In 2022, many tech giants -- including Amazon, Alphabet, and Tesla -- split their stocks. While stock splits don't make stocks fundamentally cheaper, their lower trading prices often attract a lot of attention from smaller retail investors who weren't previously willing to pay hundreds or thousands of dollars for a single share.

One stock that might be ripe for a split in 2023 is ASML (ASML 1.14%), the Dutch semiconductor equipment maker that trades at around $550 per share. ASML has already split its stock four times, including 2-for-1 splits in 1997 and 1998, a 3-for-1 split in 2000, and an 8-for-9 reverse split (which was used to optimize its capital structure) in 2007.

Two silicon wafers.

Image source: Getty Images.

What does ASML do?

ASML is the world's largest manufacturer of photolithography systems, which are used to etch circuit patterns on silicon wafers. It's also the only producer of extreme ultraviolet (EUV) lithography systems, which are required to manufacture the world's smallest and densest chips.

A single EUV system costs up to $200 million and requires multiple planes to ship. Its largest customer, TSMC, can't produce its most advanced chips without ASML's EUV machines. Its other major EUV customers include TSMC's rivals Samsung and Intel.

ASML also supplies older deep ultraviolet (DUV) lithography systems to other chipmakers like Texas Instruments. Its smaller competitors in that market include Canon and Nikon.

How fast has ASML been growing?

ASML's dominance of the photolithography market makes it a linchpin of the global semiconductor market. That's why its annual revenue increased at a compound annual growth rate (CAGR) of 22% between 2016 and 2021 while its annual gross margin expanded from 44.8% to 52.7%.

ASML maintained that impressive growth trajectory even as it withstood a chip glut in 2019 (caused by the slowdown of the smartphone and PC markets) and disruptions from the trade war and the pandemic in 2020. That resilience suggests the company will easily bounce back from the current cyclical downturn in chip sales, which was triggered by slower sales of PCs in a post-pandemic market and macroeconomic headwinds for the enterprise sector.

During ASML's latest investor day presentation last November, it predicted it could generate 30 billion to 40 billion euros ($42.9 billion) in revenue in 2025 with a gross margin of 54%-56%. By 2030, it expects to generate 44 billion to 60 billion euros ($64.4 billion) in revenue with a gross margin of 56%-60%.

The midpoint of that forecast implies ASML can grow its annual revenue at a CAGR of 12% from 2021 to 2030. The top end of that guidance also means ASML's revenue will nearly triple from its 2022 estimate of 21.2 billion euros ($22.7 billion).
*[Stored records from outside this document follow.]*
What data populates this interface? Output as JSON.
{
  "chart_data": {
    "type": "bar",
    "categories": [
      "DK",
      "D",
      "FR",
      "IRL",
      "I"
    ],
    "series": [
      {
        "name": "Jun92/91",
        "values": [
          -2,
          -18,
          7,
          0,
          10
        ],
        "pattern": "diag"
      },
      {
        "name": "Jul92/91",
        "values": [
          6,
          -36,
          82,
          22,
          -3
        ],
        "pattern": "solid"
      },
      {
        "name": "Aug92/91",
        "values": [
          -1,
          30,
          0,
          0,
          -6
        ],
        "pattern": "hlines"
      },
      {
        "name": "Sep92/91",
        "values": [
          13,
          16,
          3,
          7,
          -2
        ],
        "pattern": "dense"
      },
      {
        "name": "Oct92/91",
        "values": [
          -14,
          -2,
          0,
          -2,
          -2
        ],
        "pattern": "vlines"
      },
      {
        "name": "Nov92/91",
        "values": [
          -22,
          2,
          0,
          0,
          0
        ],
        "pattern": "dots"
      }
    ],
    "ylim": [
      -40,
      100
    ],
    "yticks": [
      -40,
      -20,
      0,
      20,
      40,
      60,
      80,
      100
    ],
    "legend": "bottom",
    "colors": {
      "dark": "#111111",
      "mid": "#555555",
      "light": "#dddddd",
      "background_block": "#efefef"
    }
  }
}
But will a stock split change anything?

If ASML does a 10-for-1 stock split and reduces its price from about $550 to $55, it won't change anything about the company. It's simply letting you buy a single slice of the same pizza instead of the whole pie.

Many brokerages also provide fractional trades now, which make stock splits even less relevant for smaller retail investors. Nevertheless, a split might still generate some fresh media buzz and capture the attention of new investors.

The main impact of a stock split will likely be felt in the options market, where a single contract is tethered to 100 shares. Right now, a single options contract for ASML is still pinned to $55,000 in underlying shares. A 10-for-1 stock split would lower that threshold to $5,500 and encourage more options trading among smaller investors. 

Heavier options trading, along with a lower stock price, could make ASML a more actively traded stock. That increased liquidity could bring in more active traders, but it shouldn't affect long-term investors who care more about ASML's role in the secular expansion of the semiconductor market instead of its near-term price swings.

Will ASML split its stock in 2023?

I don't think a stock split will be a top priority for ASML this year. Retail investors aren't enthusiastic about semiconductor stocks right now, and splitting its shares would arguably seem like a desperate cry for attention.

Investors shouldn't care if ASML splits its stock or not. Instead, they should appreciate ASML's monopolization of a crucial semiconductor technology, its unmatched pricing power, and its long-term growth potential. I believe those strengths make it one of the best semiconductor stocks to hold over the next decade.